Behrouz is a journalist in Iran, whose work puts him in the cross-hairs of the repressive Iranian government. Rather than face persecution, he decides to seek asylum in Australia. But the journey proves dangerous, with imprisonment in Indonesia and a terrible boat journey. He finally lands at his destination, only to be taken to a detainment center to a remote spot near Papua New Guinea.
At Manus Island, a refugee named Omar passes time while waiting to hear whether he’s granted asylum. He make notes of the other prisoners’ growing despair, and develops a rapport with the islanders, which at first is good. But as the detainees grow desperate for decisions by the Australian government, they begin a small but vocal protest — one that erupts in violence and ends in tragedy.
Writer-director Lukas Schrank’s compelling blend of documentary and animation accomplishes the important task of giving voice to the voiceless, while offering a remarkably haunting and emotionally powerful immersion into a story often flattened or made abstract as another “current event” in the news cycle.
It captures the experience of those refugees who arrived by boat to Australia, whose government in created a group of offshore detention centers on remote Pacific islands. The government then sent refugees to these detention centers, where they were far from the eyes and attention of the world — until the Manus Island center, north of Papua New Guinea, erupted in protests and a young asylum seeker named Reza Barati was killed.
Taking audio from actual interviews with detainees inside Manus Island — most prominently with famed Kurdish-Iranian journalist Behrouz Boochani — these detainees tell their complex, often dangerous stories: the persecution of their home countries, the often perilous journeys from one place to another, and then the dehumanizing conditions they face when they are moved to offshore processing centers, where they wait for months in subpar conditions without any word on their fate or case.
The film uses striking animation and starkly evocative sound design to bring viewers deep into the squalor and filthy conditions these refugees live within. The shadowy, deeply etched visual style — combining both photorealistic natural elements with highly stylized, awkwardly moving human figures — captures a dark, hopeless place that the powers-that-be want forgotten from the world.
But more importantly, the storytelling also touches upon the inner psychological experience of how it feels to be detained in prison-like experiences. They lose hope and fall into despair, forgotten by the world and treated as unwanted garbage.

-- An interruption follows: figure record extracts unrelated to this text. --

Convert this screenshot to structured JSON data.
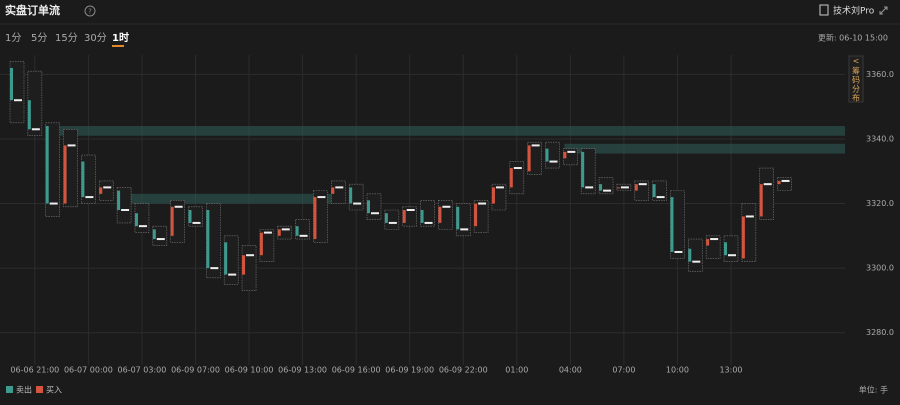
{
  "header": {
    "title": "实盘订单流",
    "help": "?",
    "account": "技术刘Pro",
    "tabs": [
      "1分",
      "5分",
      "15分",
      "30分",
      "1时"
    ],
    "active_tab": 4,
    "updated": "更新: 06-10 15:00",
    "side_panel": "筹码分布",
    "unit": "单位: 手"
  },
  "chart_data": {
    "type": "candlestick",
    "legend": [
      {
        "name": "卖出",
        "color": "#3d9a8f"
      },
      {
        "name": "买入",
        "color": "#d4553f"
      }
    ],
    "categories": [
      null,
      "06-06 21:00",
      null,
      null,
      "06-07 00:00",
      null,
      null,
      "06-07 03:00",
      null,
      null,
      "06-09 07:00",
      null,
      null,
      "06-09 10:00",
      null,
      null,
      "06-09 13:00",
      null,
      null,
      "06-09 16:00",
      null,
      null,
      "06-09 19:00",
      null,
      null,
      "06-09 22:00",
      null,
      null,
      "01:00",
      null,
      null,
      "04:00",
      null,
      null,
      "07:00",
      null,
      null,
      "10:00",
      null,
      null,
      "13:00",
      null,
      null,
      null
    ],
    "open": [
      3362,
      3352,
      3344,
      3320,
      3333,
      3323,
      3324,
      3317,
      3312,
      3310,
      3318,
      3318,
      3308,
      3298,
      3304,
      3310,
      3313,
      3309,
      3323,
      3325,
      3321,
      3317,
      3314,
      3318,
      3314,
      3319,
      3313,
      3320,
      3325,
      3330,
      3337,
      3334,
      3336,
      3326,
      3325,
      3324,
      3326,
      3322,
      3306,
      3307,
      3308,
      3303,
      3316,
      3326
    ],
    "high": [
      3364,
      3361,
      3345,
      3343,
      3335,
      3327,
      3325,
      3320,
      3313,
      3321,
      3319,
      3320,
      3310,
      3307,
      3312,
      3313,
      3315,
      3324,
      3327,
      3326,
      3323,
      3318,
      3319,
      3321,
      3321,
      3320,
      3321,
      3326,
      3333,
      3339,
      3339,
      3337,
      3337,
      3328,
      3326,
      3327,
      3327,
      3324,
      3309,
      3310,
      3310,
      3320,
      3331,
      3328
    ],
    "low": [
      3345,
      3341,
      3316,
      3319,
      3320,
      3321,
      3314,
      3311,
      3307,
      3308,
      3313,
      3297,
      3295,
      3293,
      3302,
      3309,
      3309,
      3308,
      3320,
      3318,
      3315,
      3312,
      3313,
      3313,
      3312,
      3310,
      3311,
      3318,
      3323,
      3329,
      3331,
      3332,
      3323,
      3323,
      3324,
      3321,
      3321,
      3303,
      3299,
      3303,
      3302,
      3302,
      3315,
      3324
    ],
    "close": [
      3352,
      3343,
      3320,
      3338,
      3322,
      3325,
      3318,
      3313,
      3309,
      3319,
      3314,
      3300,
      3298,
      3304,
      3311,
      3312,
      3310,
      3322,
      3325,
      3320,
      3317,
      3314,
      3318,
      3314,
      3319,
      3312,
      3320,
      3325,
      3331,
      3338,
      3333,
      3336,
      3325,
      3324,
      3325,
      3326,
      3322,
      3305,
      3302,
      3309,
      3304,
      3316,
      3326,
      3327
    ],
    "zones": [
      {
        "start": 2,
        "end": 43,
        "low": 3341,
        "high": 3344
      },
      {
        "start": 31,
        "end": 43,
        "low": 3335.5,
        "high": 3338.5
      },
      {
        "start": 6,
        "end": 18,
        "low": 3320,
        "high": 3323
      }
    ],
    "ylim": [
      3270,
      3366
    ],
    "yticks": [
      {
        "value": 3280,
        "label": "3280.0"
      },
      {
        "value": 3300,
        "label": "3300.0"
      },
      {
        "value": 3320,
        "label": "3320.0"
      },
      {
        "value": 3340,
        "label": "3340.0"
      },
      {
        "value": 3360,
        "label": "3360.0"
      }
    ],
    "grid": true
  }
}
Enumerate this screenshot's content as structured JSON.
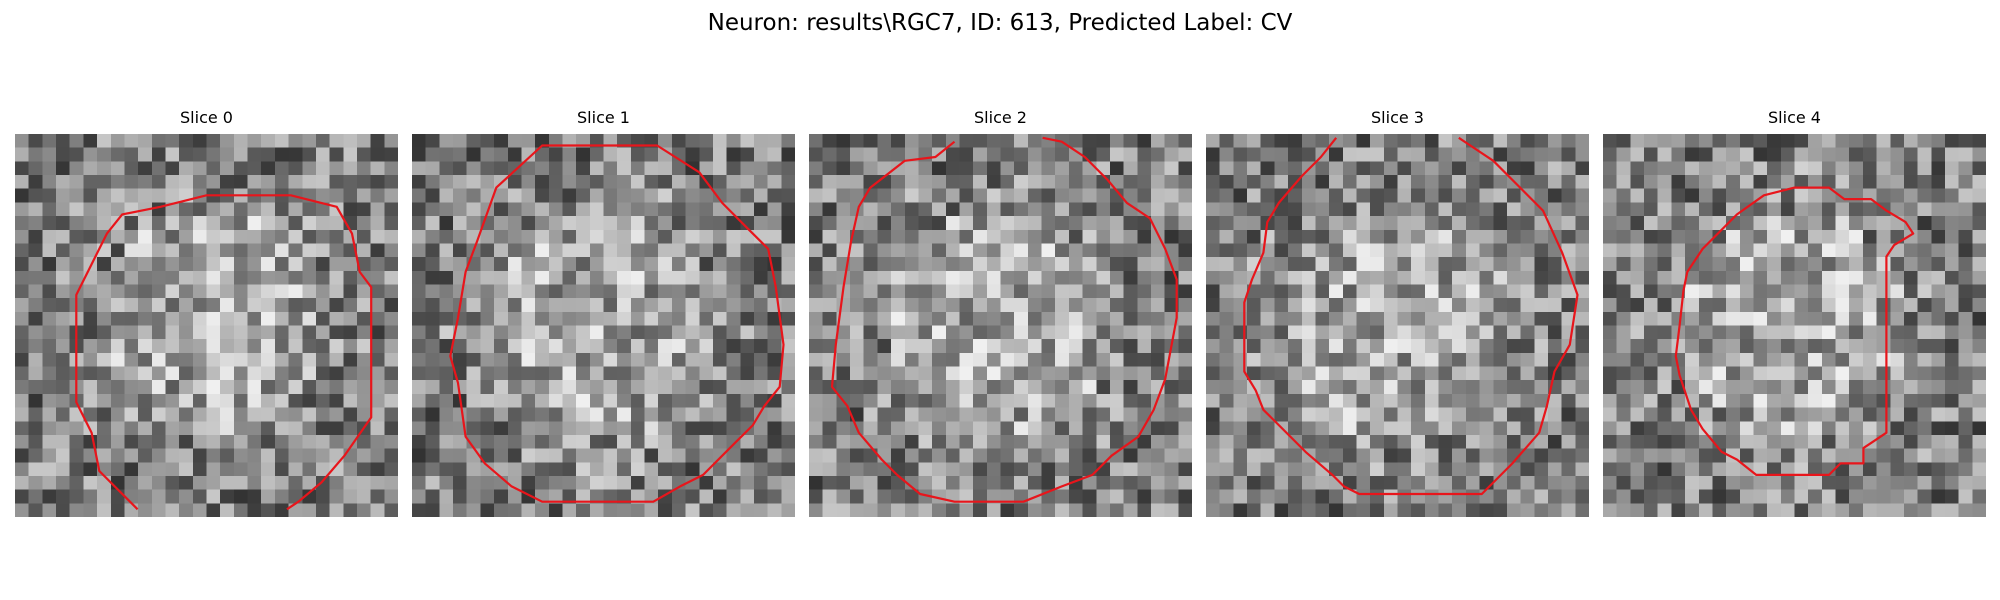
{
  "figure": {
    "suptitle": "Neuron: results\\RGC7, ID: 613, Predicted Label: CV"
  },
  "contour_color": "#e8151b",
  "slices": [
    {
      "title": "Slice 0",
      "seed": 1013,
      "contour": [
        [
          0.32,
          0.98
        ],
        [
          0.22,
          0.88
        ],
        [
          0.2,
          0.78
        ],
        [
          0.16,
          0.7
        ],
        [
          0.16,
          0.42
        ],
        [
          0.2,
          0.34
        ],
        [
          0.24,
          0.26
        ],
        [
          0.28,
          0.21
        ],
        [
          0.38,
          0.19
        ],
        [
          0.5,
          0.16
        ],
        [
          0.72,
          0.16
        ],
        [
          0.84,
          0.19
        ],
        [
          0.88,
          0.26
        ],
        [
          0.9,
          0.36
        ],
        [
          0.93,
          0.4
        ],
        [
          0.93,
          0.74
        ],
        [
          0.86,
          0.84
        ],
        [
          0.8,
          0.91
        ],
        [
          0.74,
          0.96
        ],
        [
          0.71,
          0.98
        ]
      ],
      "closed": false
    },
    {
      "title": "Slice 1",
      "seed": 2027,
      "contour": [
        [
          0.34,
          0.03
        ],
        [
          0.64,
          0.03
        ],
        [
          0.75,
          0.1
        ],
        [
          0.81,
          0.18
        ],
        [
          0.88,
          0.25
        ],
        [
          0.93,
          0.3
        ],
        [
          0.95,
          0.4
        ],
        [
          0.97,
          0.55
        ],
        [
          0.96,
          0.66
        ],
        [
          0.92,
          0.71
        ],
        [
          0.89,
          0.76
        ],
        [
          0.84,
          0.81
        ],
        [
          0.76,
          0.89
        ],
        [
          0.7,
          0.92
        ],
        [
          0.63,
          0.96
        ],
        [
          0.34,
          0.96
        ],
        [
          0.26,
          0.92
        ],
        [
          0.19,
          0.86
        ],
        [
          0.14,
          0.79
        ],
        [
          0.12,
          0.65
        ],
        [
          0.1,
          0.58
        ],
        [
          0.12,
          0.48
        ],
        [
          0.14,
          0.36
        ],
        [
          0.17,
          0.28
        ],
        [
          0.22,
          0.14
        ]
      ],
      "closed": true
    },
    {
      "title": "Slice 2",
      "seed": 3041,
      "contour": [
        [
          0.38,
          0.02
        ],
        [
          0.33,
          0.06
        ],
        [
          0.25,
          0.07
        ],
        [
          0.16,
          0.14
        ],
        [
          0.13,
          0.19
        ],
        [
          0.11,
          0.28
        ],
        [
          0.09,
          0.4
        ],
        [
          0.07,
          0.55
        ],
        [
          0.06,
          0.66
        ],
        [
          0.1,
          0.71
        ],
        [
          0.13,
          0.78
        ],
        [
          0.19,
          0.85
        ],
        [
          0.23,
          0.89
        ],
        [
          0.29,
          0.94
        ],
        [
          0.38,
          0.96
        ],
        [
          0.56,
          0.96
        ],
        [
          0.66,
          0.92
        ],
        [
          0.74,
          0.89
        ],
        [
          0.79,
          0.84
        ],
        [
          0.86,
          0.79
        ],
        [
          0.9,
          0.72
        ],
        [
          0.93,
          0.64
        ],
        [
          0.96,
          0.48
        ],
        [
          0.96,
          0.38
        ],
        [
          0.93,
          0.3
        ],
        [
          0.89,
          0.22
        ],
        [
          0.83,
          0.18
        ],
        [
          0.78,
          0.12
        ],
        [
          0.72,
          0.06
        ],
        [
          0.66,
          0.02
        ],
        [
          0.61,
          0.01
        ]
      ],
      "closed": false
    },
    {
      "title": "Slice 3",
      "seed": 4057,
      "contour": [
        [
          0.34,
          0.01
        ],
        [
          0.3,
          0.06
        ],
        [
          0.25,
          0.11
        ],
        [
          0.19,
          0.18
        ],
        [
          0.16,
          0.23
        ],
        [
          0.15,
          0.31
        ],
        [
          0.12,
          0.38
        ],
        [
          0.1,
          0.44
        ],
        [
          0.1,
          0.62
        ],
        [
          0.13,
          0.67
        ],
        [
          0.15,
          0.72
        ],
        [
          0.2,
          0.77
        ],
        [
          0.26,
          0.83
        ],
        [
          0.33,
          0.89
        ],
        [
          0.36,
          0.92
        ],
        [
          0.4,
          0.94
        ],
        [
          0.72,
          0.94
        ],
        [
          0.8,
          0.86
        ],
        [
          0.87,
          0.78
        ],
        [
          0.89,
          0.71
        ],
        [
          0.91,
          0.62
        ],
        [
          0.95,
          0.55
        ],
        [
          0.97,
          0.42
        ],
        [
          0.93,
          0.31
        ],
        [
          0.88,
          0.2
        ],
        [
          0.82,
          0.14
        ],
        [
          0.75,
          0.07
        ],
        [
          0.69,
          0.03
        ],
        [
          0.66,
          0.01
        ]
      ],
      "closed": false
    },
    {
      "title": "Slice 4",
      "seed": 5081,
      "contour": [
        [
          0.35,
          0.21
        ],
        [
          0.42,
          0.16
        ],
        [
          0.5,
          0.14
        ],
        [
          0.59,
          0.14
        ],
        [
          0.63,
          0.17
        ],
        [
          0.7,
          0.17
        ],
        [
          0.74,
          0.2
        ],
        [
          0.79,
          0.23
        ],
        [
          0.81,
          0.26
        ],
        [
          0.76,
          0.29
        ],
        [
          0.74,
          0.32
        ],
        [
          0.74,
          0.78
        ],
        [
          0.71,
          0.8
        ],
        [
          0.68,
          0.82
        ],
        [
          0.68,
          0.86
        ],
        [
          0.62,
          0.86
        ],
        [
          0.59,
          0.89
        ],
        [
          0.4,
          0.89
        ],
        [
          0.35,
          0.85
        ],
        [
          0.31,
          0.83
        ],
        [
          0.26,
          0.77
        ],
        [
          0.23,
          0.72
        ],
        [
          0.2,
          0.63
        ],
        [
          0.19,
          0.58
        ],
        [
          0.2,
          0.5
        ],
        [
          0.21,
          0.41
        ],
        [
          0.22,
          0.36
        ],
        [
          0.26,
          0.3
        ]
      ],
      "closed": true
    }
  ]
}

There is no safety and security for these detainees anywhere they turn, and facing a near-unbearable moral and legal limbo of not knowing where they can go, they begin to protest — which unfortunately puts them on a dangerous collision with the local population. In the ensuing violence, the detainees are beaten brutally, especially when the detainment center’s guards and employees abandon their posts.
The events of “Nowhere Line: Voices from Manus Island” took place in 2013 and 2014, but similar situations endure even now, leading to questions and discussions on the plight of refugees and the obligations of free governments around the world.
Films like “Nowhere Line” remind us to remember the very real human beings at the center of the story, who escaped one set of horrors only to face another type of dehumanization. We forget them at our own peril, the film seems to say — and must remember that future generations will judge this moment in history based on our response, or lack of it, to this humanitarian crisis.